Three things I really hate about vertigo.
The last time I wasn't dizzy, was January, 2006. For it was near the end of that month that I fell, bonked my head and did something impressively evil to my cerebellum.
The injury was the catalyst for my effort to make an album, and, while I don't want to whine, writing about the injury and its aftermath helps me cope, I think. And right now, I'm a little down and looking for a way to cope. So bring on the nouns and vowels.
The single most difficult aspect of my accident, by far, has been the constancy of the result. I mean, it's amazing, but I am always dizzy. Dizziness the first thing I feel waking up, the last thing I feel going to bed, and in between, it's strong enough that I am always aware of it.
Sadly, there is nothing to be done. No therapy seems to work, no drugs help, even time seems to be ineffective, although, I do confess, I feel better now than I did a few years ago.
Which brings me to the second toughest thing about my accident: there's no finish line, or at least not one I'm aware of. Doctors have said I could feel dizzy for months (ha!), years, decades, they don't know.

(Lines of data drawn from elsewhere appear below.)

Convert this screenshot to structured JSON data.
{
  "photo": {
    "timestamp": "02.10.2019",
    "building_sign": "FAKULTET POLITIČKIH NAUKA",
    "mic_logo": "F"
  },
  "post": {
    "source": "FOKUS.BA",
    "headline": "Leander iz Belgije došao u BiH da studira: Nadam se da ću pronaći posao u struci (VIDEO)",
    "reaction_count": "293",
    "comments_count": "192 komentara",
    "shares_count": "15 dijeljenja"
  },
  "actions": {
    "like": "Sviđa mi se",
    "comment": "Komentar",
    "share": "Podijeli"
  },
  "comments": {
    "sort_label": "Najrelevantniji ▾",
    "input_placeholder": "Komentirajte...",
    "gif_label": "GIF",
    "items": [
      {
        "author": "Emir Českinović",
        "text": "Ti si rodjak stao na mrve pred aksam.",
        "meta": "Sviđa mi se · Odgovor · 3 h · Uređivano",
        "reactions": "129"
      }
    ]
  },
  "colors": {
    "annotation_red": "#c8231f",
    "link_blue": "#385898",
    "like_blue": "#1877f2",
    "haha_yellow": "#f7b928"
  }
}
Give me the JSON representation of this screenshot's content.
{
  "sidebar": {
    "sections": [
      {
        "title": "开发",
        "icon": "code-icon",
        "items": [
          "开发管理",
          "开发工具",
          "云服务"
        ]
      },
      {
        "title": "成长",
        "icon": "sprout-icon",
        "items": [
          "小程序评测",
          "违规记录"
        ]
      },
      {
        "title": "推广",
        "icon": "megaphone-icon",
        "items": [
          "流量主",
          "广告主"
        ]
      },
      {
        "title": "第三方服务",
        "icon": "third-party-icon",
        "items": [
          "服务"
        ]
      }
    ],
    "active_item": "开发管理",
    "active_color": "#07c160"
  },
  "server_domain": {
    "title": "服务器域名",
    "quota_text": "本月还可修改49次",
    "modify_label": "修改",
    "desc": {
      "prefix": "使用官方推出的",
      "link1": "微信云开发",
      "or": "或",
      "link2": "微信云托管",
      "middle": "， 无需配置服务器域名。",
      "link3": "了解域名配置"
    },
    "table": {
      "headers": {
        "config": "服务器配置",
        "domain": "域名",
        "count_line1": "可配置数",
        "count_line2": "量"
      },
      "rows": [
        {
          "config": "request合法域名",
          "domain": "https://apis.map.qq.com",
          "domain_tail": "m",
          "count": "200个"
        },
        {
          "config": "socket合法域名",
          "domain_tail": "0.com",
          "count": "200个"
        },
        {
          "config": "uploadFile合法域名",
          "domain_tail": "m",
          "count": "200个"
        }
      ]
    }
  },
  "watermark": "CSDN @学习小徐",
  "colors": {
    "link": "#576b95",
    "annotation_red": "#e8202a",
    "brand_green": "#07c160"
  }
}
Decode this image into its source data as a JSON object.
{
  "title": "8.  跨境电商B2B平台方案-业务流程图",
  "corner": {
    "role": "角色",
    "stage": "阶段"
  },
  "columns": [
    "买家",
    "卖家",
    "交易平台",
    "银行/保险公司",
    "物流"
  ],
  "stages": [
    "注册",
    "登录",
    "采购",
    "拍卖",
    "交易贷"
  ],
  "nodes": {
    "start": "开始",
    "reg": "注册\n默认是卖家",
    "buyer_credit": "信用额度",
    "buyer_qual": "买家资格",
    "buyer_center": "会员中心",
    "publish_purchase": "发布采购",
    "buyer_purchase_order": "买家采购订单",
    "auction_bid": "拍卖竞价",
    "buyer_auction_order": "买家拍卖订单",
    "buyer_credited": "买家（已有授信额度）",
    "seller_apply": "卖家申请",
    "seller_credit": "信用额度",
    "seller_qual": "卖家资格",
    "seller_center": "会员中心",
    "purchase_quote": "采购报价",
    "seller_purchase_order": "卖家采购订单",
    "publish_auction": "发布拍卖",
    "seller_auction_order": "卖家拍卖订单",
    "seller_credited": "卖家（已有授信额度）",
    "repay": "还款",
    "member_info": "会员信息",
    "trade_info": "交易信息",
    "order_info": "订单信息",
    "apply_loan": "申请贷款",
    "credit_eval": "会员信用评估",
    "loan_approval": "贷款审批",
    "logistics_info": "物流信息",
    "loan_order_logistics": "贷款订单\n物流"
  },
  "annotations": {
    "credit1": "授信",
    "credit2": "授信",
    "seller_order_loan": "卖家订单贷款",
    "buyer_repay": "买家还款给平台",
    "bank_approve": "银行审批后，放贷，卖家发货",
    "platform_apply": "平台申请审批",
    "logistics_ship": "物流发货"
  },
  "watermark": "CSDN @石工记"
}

The third toughest thing (and after this, I'll shut up), is the unpredictability of my future. I mean, I could be better tomorrow, next year, or never. No amount of hope, or work, or magic will change this, which is really hard for me, since I hate feeling like I have no control over my life.
Regardless, I'm going to pick my sorry butt up off the couch now and go for a run (yes, I can run, which is a little weird, I admit). While on my run, I'm going to try to appreciate that it's a nice sunny day, that I live in a beautiful city, that I'm married to someone amazing, and that the wind will be at my back on my return.